L’entreprise l’a mis à pied le 24 juin 2020, avant de prévoir un entretien préalable le 13 juillet. Le cadre ne s’y est pas rendu, affirmant que la convocation lui était parvenue trop tard. Son licenciement pour faute grave lui a été notifié par un courrier daté du 22 juillet. 

Une responsable RH employée par une autre société

C’est l’identité de la signataire qui a été au cœur de la contestation. La lettre portait une signature "pour ordre" du directeur du site. Elle avait cependant été signée par la responsable des ressources humaines d’une autre entreprise du groupe. 

Pour se défendre, l’employeur a notamment fait valoir que cette salariée participait au traitement de la paie de la concession. Mais il n’a pas été démontré qu’elle en gérait également les ressources humaines, ni que la société qui l’employait était la maison mère ou exerçait un pouvoir sur la filiale concernée. Les juges l’ont donc considérée comme extérieure à l’entreprise qui licenciait le cadre. 

Après un premier échec devant les prud’hommes en octobre 2021, le salarié a obtenu une décision favorable en appel. Le défaut de pouvoir de la signataire a suffi à priver son licenciement de cause réelle et sérieuse, sans qu’il soit nécessaire de trancher les reproches professionnels formulés contre lui. 

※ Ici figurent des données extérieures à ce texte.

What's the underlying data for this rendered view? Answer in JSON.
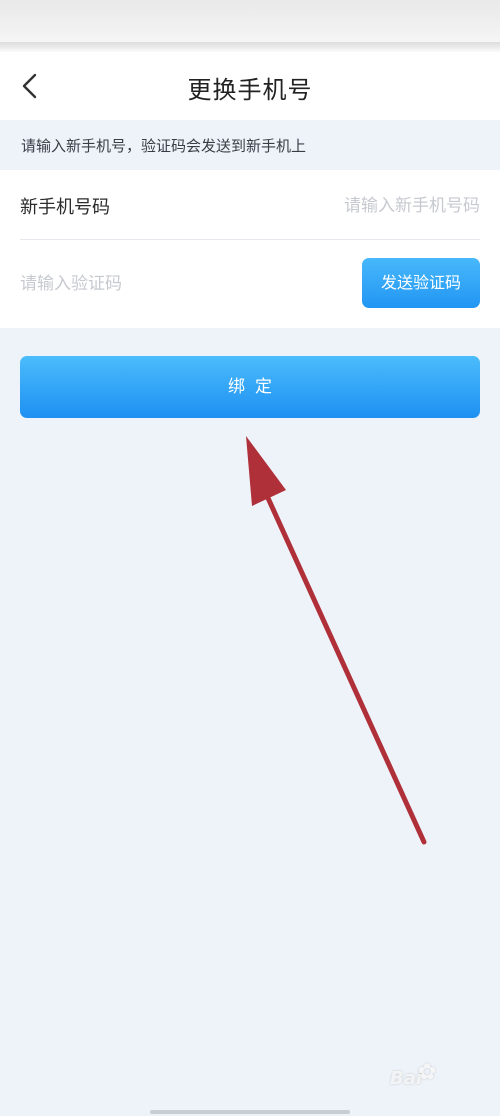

Plusieurs indemnités accordées au salarié 

Selon le décompte publié par Cadremploi, le cadre a obtenu 130.000 euros pour licenciement sans cause réelle et sérieuse, 60.600 euros d’indemnité de licenciement et 27.270 euros au titre du préavis. À ces deux montants, il faut ajouter 10.000 euros pour les circonstances vexatoires de la rupture, ainsi que des rappels de salaire et congés payés, portant l’ensemble à 242.595 euros. Dans son arrêt du 1er avril 2026, la Cour de cassation a rejeté le recours de l’employeur.